Les fournisseurs de Cloud comme des compagnies aériennes
Dans ce nouveau paysage, « les responsables informatiques doivent devenir une tour de contrôle et les fournisseurs de Cloud doivent devenir des compagnies aériennes » conclut-il. Pour Octave Klaba, le Cloud enlève un gros bout de la complexité technique de l’informatique afin que l’entreprise puisse se concentrer sur son activité.
Les freins au Cloud sont également humains, avec la nécessaire prise en compte de la peur et de la gestion du risque. « On est encore attaché à sa salle de serveurs, parce qu’on peut les voir et les toucher. Il faut passer à la gestion de flux, et donc les DSI doivent devenir des tours de contrôle qui font en sorte que les voyageurs arrivent à bon port et à l’heure » décrit-il.
Un appel à l’union
Octave Klaba a également lancé un appel à l’union des prestataires européens de Cloud. « Les entreprises américaines travaillent ensemble, alors qu’en Europe, on se concurrence sur les mêmes services. » Il faut dire qu’il subit la concurrence directe de Cloudwatt et de Numergy, deux opérateurs de Cloud financés par l’état et qui doivent encore faire leurs preuves.
Le DG d’OVH est un partisan de la spécialisation. Pour lui, les fournisseurs d’internet doivent être des spécialistes qui délivrent les meilleurs services chacun dans sa spécialité. ‘Il faut se concentrer sur un métier pour continuer à innover » dit-il, tout en regrettant – il a évoqué cet aspect par sous entendu – que les opérateurs télécoms n’aient pas noué de partenariat avec sa société, et préfèrent laisser partir des clients vers des prestataires de Cloud américains.
Une grosse tartine
Au final, il illustre cette nécessité de se concentrer sur quelques spécialités si l’on veut être bon par une image : « sinon c’est comme étaler le peu de beurre sur une tartine trop grosse, ça n’a pas de goût » conclut-il.
Photo : Octave Klaba, Directeur général d’OVH le 9 décembre.
« Pour que le Cloud décolle en France » peut-être, mais est-ce vraiment l’intérêt de l’Etat pour ses propres besoins ?
De mémoire, les administrations centrales de l’Etat doivent avoir quelque chose comme 120 datacenters.

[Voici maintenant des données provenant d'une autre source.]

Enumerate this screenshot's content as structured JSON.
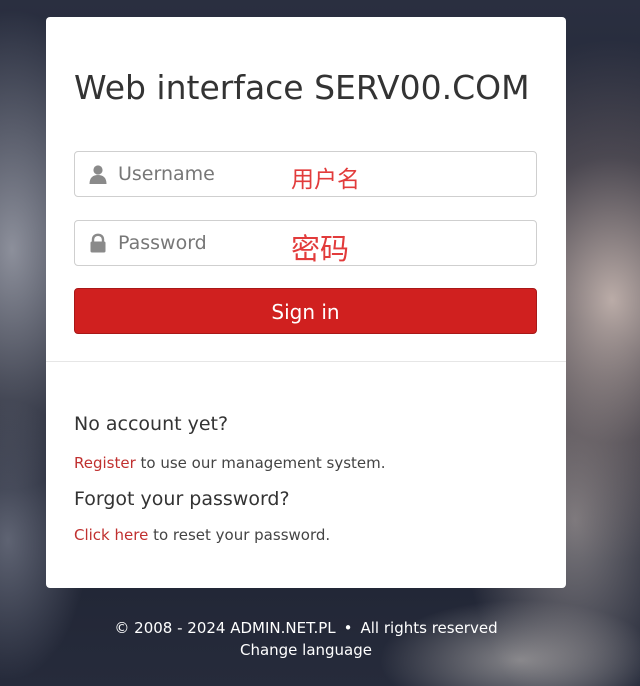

Dès lors, avant d’aller chercher des capacités d’hébergement supplémentaires, en traditionnel ou en cloud computing, il faudrait déjà qu’elles tirent tout le potentiel de leurs capacités existantes…
Or c’est justement ce que rendent possibles les techniques du Cloud Computing en permettant, sous réserve du bon niveau d’automatisation, de n’instancier à un instant T donné que les environnements informatiques strictement nécessaires.

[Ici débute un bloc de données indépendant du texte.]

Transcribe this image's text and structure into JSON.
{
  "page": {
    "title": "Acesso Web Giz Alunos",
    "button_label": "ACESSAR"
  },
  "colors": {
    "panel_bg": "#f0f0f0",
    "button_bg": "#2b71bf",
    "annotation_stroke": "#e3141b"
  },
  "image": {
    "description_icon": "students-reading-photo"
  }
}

Ces mêmes administrations centrales pourraient également chercher à mutualiser leurs ressources informatiques et humaines en adoptant une solution de Cloud commune gérée à partir de leurs différents sites, ce qui serait certainement plus simple que de réduire leur nombre de datacenters et de muter les personnels d’exploitation associés (avec toutes les difficultés de changements de statuts).
En résumé, l’intérêt immédiat de l’Etat me semble plutôt être de généraliser une solution de cloud computing privé sur ses datacenters, plutôt que de « subventionner » tel ou tel offreur de Cloud national.
Quant à ces offreurs, on peut se demander s’ils ont vraiment besoin du soutien de l’Etat pour développer leurs offres ou devenir des champions internationaux. A voir OVH, on a l’impression qu’ils se débrouillent suffisamment bien seuls…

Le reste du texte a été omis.